Guna menggaungkan seni disabilitas, JDA telah melakukan berbagai kegiatan termasuk kolaborasi karya, pameran rutin setiap tahun, dan pelibatan seniman internasional.

3 dari 4 halaman

Pemetaan Penari Disabilitas di Indonesia

Dalam kesempatan yang sama, Putri Raharjo dari Nalitari sekaligus mewakili We Are Epic dan Ballet.ID mengungkap hasil pemetaan penari disabilitas di Indonesia.

Menurutnya, pada 2023, We Are Epic didanai oleh British Council untuk menemukan penari disabilitas di empat pulau besar di Indonesia. Yakni di Jawa, Sumatera, Sulawesi, dan Kalimantan.

Dalam penelitian berjudul Discovering Disabled Dance Talent Across Indonesia pihak Putri menemukan ada 137 penari disabilitas di Indonesia dengan rincian:

  • Jawa: 92 penari
  • Sumatera: 25 penari
  • Sulawesi: 17 penari
  • Kalimantan: 3 penari.

“Meski tidak termasuk dalam kategori penari, kami juga menemukan 32 orang disabilitas dan organisasi profesional lain dengan latar belakang seni,” jelas Putri.

Dia menambahkan, 137 penari tersebar di 25 lokasi utama yang berbeda di seluruh kepulauan. Mayoritas penari dan organisasi berlokasi di dekat kota besar dan 96 persen individu terkait dengan organisasi atau lembaga swadaya masyarakat (LSM).

4 dari 4 halaman

Penari Disabilitas Didominasi Usia Muda

Penelitian juga mengungkap bahwa 137 penari termasuk dalam kelompok usia antara 6 hingga 44 tahun. Dan usia rata-rata mereka adalah 19 tahun.

Semua peserta mengidentifikasi diri mereka sebagai penyandang disabilitas dengan rincian sebagai berikut:

  • Neurodivergent: 3,6 persen
  • Visual impairment: 4,4 persen
  • Learning disabled 6,6 persen
  • Hearing impaired: 35,0 persen
  • Down syndrome: 38,0 persen
  • Disabilitas fisik: 12,4 persen.

“Lebih dari 75 persen (111) penari mengatakan mereka menari sebagai hobi dan sebagai bagian dari kegiatan budaya, pendidikan atau organisasi.”
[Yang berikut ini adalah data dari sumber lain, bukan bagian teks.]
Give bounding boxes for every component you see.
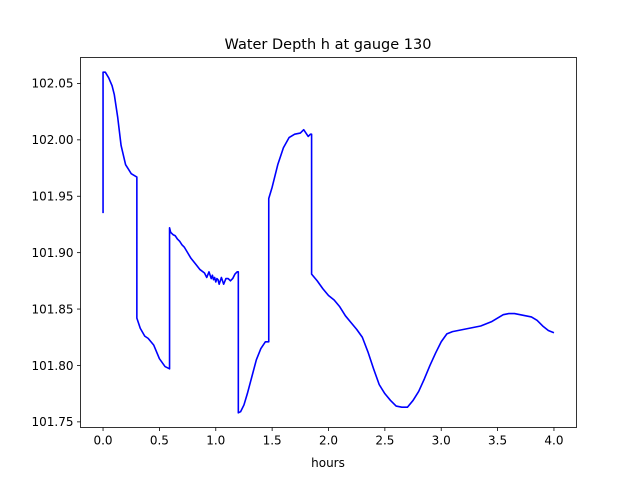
x-axis-label: hours xyxy=(311,456,345,470)
x-tick-label: 1.5 xyxy=(263,434,282,448)
water-depth-line-series xyxy=(102,71,555,414)
y-tick-label: 101.75 xyxy=(32,415,74,429)
y-tick-label: 102.05 xyxy=(32,77,74,91)
y-tick-label: 101.90 xyxy=(32,246,74,260)
chart-title: Water Depth h at gauge 130 xyxy=(225,37,432,53)
plot-frame xyxy=(80,57,577,428)
x-tick-label: 2.0 xyxy=(319,434,338,448)
y-axis: 101.75 101.80 101.85 101.90 101.95 102.00 102.… xyxy=(32,77,81,429)
x-axis: 0.0 0.5 1.0 1.5 2.0 2.5 3.0 3.5 4.0 xyxy=(93,427,564,448)
x-tick-label: 0.5 xyxy=(150,434,169,448)
y-tick-label: 101.95 xyxy=(32,190,74,204)
x-tick-label: 2.5 xyxy=(375,434,394,448)
x-tick-label: 0.0 xyxy=(93,434,112,448)
x-tick-label: 4.0 xyxy=(544,434,563,448)
y-tick-label: 101.80 xyxy=(32,359,74,373)
x-tick-label: 1.0 xyxy=(206,434,225,448)
x-tick-label: 3.5 xyxy=(488,434,507,448)
series-layer xyxy=(102,71,555,414)
y-tick-label: 102.00 xyxy=(32,133,74,147)
y-tick-label: 101.85 xyxy=(32,302,74,316)
x-tick-label: 3.0 xyxy=(432,434,451,448)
“Kurang dari 25 persen (26) penari mengatakan mereka dibayar sebagai penari profesional,” jelas Putri.

Dari penelitian itu, ditemukan berbagai tantangan yang dihadapi oleh para penari disabilitas. Salah satunya, sejalan dengan yang disampaikan oleh Rani, yakni ableisme.

“Masyarakat di Indonesia masih memandang disabilitas sebagai orang yang tidak mampu dan seperti orang luar,” kata Putri.